Kucinich, an outspoken opponent to the wars in Iraq and Afghanistan, said in a statement that the president does not have the Constitutional power to unilaterally declare war and called on House Speaker John Boehner and Senate Majority Leader Harry Reid to immediately call the Congress back into session “to decide whether or not to authorize the United States’ participation in a military strike.”
“While the action is billed as protecting the civilians of Libya, a no-fly-zone begins with an attack on the air defenses of Libya and Qaddafi forces. It is an act of war. The president made statements which attempt to minimize U.S. action, but U.S. planes may drop U.S. bombs and U.S. missiles may be involved in striking another sovereign nation. War from the air is still war,” Kucinich, D-Ohio, wrote in a letter to Congressional leaders Friday afternoon. “Whether the U.S. takes military action is not for the UN alone to decide. There is a constitutional imperative in the United States with respect to deciding to commit our U.S. armed forces to war.”
“Both houses of Congress must weigh in,” he added. “This is not for the President alone, or for a few high ranking Members of Congress to decide.”
But the chairman of the House Permanent Select Committee on Intelligence, Rep. Mike Rogers, R-Michigan, told ABC News Friday afternoon that he did not believe Congressional authorization is necessary for U.S. involvement, and credited the president for opening up a White House national security briefing today to Congressional leaders from both parties.
“I don’t think he needs it,” Rogers said. “I think that he was smart to bring up members of Congress – both parties, put us in the Situation room, and talk about what he’s planning to do, to try to build Congressional support; I think that was the right decision. We do have to be in this together, there’s a lot going on in the world, the United States is in a lot of places right now, we need to do this together if we’re going to do it at all.”

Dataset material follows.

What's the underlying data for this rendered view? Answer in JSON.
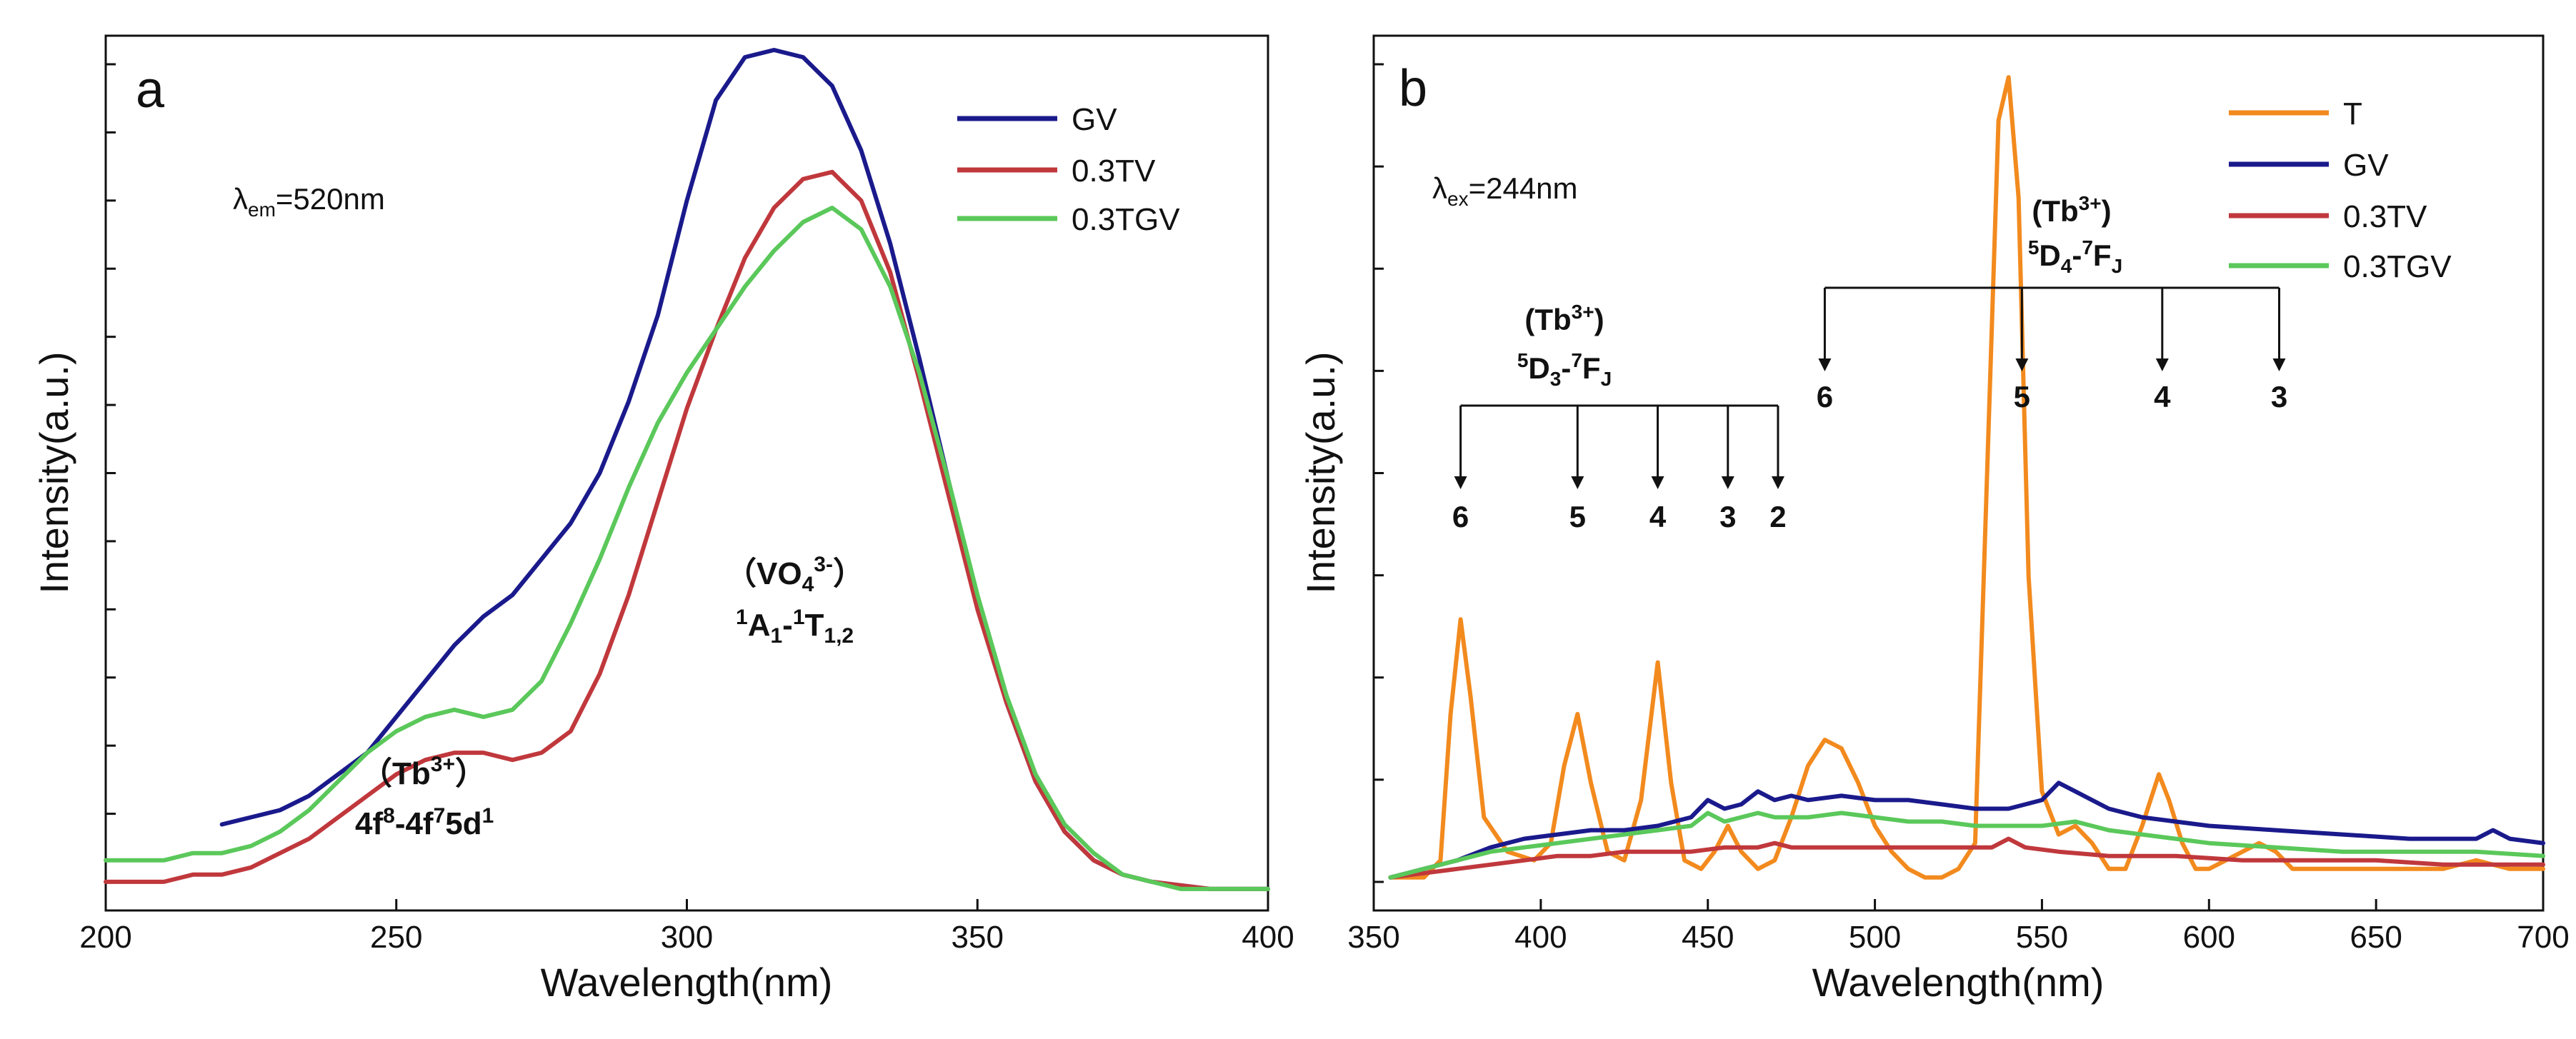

Earlier Friday afternoon, President Obama issued an ultimatum to Libyan leader Moammar Gadhafi to immediately implement a ceasefire in all parts of Libya and allow international humanitarian assistance or risk military action against his regime.
"These terms are not subject to negotiation," President Obama said from the East Room of the White House Friday. "If Gadhafi does not comply with the resolution, the international community will impose consequences and the resolution will be enforced through military action."